Know Your Limits
How complicated is the impacted water system you have been tasked to repair? Should construction designs be creating projects that move rivers or impact large natural water systems where bulkheads and seawalls and gabions are needed? Before your project begins, ask if the new development can be relocated to avoid disturbing a complex water system. Or, when impacts cannot be avoided, research if enough land or right of way can be purchased to allow for gentle and reasonable mitigation solutions rather than huge walls and massive stone mattresses. If you are asked to provide mitigation for a river or an intricate waterfall, then it is a good time to stop and evaluate your capabilities.
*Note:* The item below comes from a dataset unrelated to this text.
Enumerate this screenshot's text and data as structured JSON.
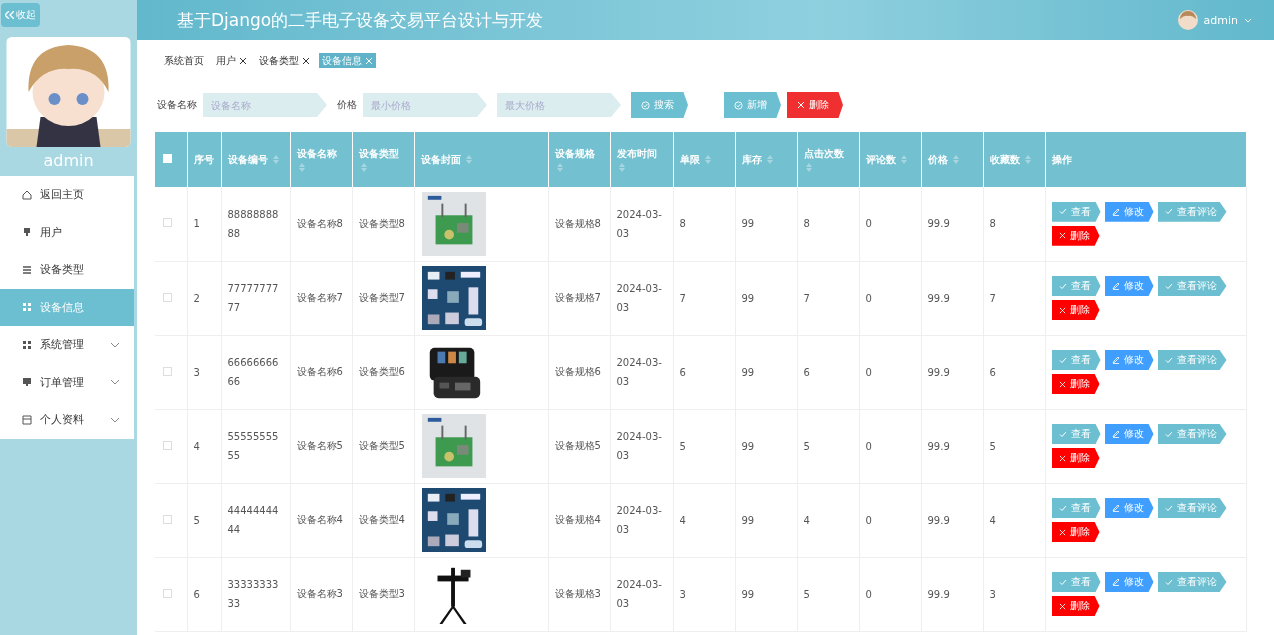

If the impact is unavoidable, then the job may have overwhelming physical obstacles. It is wise to call in experienced civil engineers and a design firm that specializes in huge, complex projects of this nature. They need to be willing to visit the site. Large water volumes and both surface and subsurface grade changes are involved. Sometimes it is wise, as a designer, to walk away from a project. Not everyone is good at this, and the consequences can be catastrophic if handled casually.
You can proceed confidently with smaller mitigation projects that require only vegetative planting, as long as you receive good guidance from experienced restoration experts. Whenever we, as designers, have control over how grading for development takes place, we should make every effort to design new contours that can be established easily with native plant material, without the need for structural marvels of engineering. Using vegetation to mitigate stream impacts is the preferred method, and the least expensive.
The agencies to which you submit mitigation design proposals will review your work, but you are the ultimate responsible party for your design, with all the liability that comes with it. Get help if you think you need it.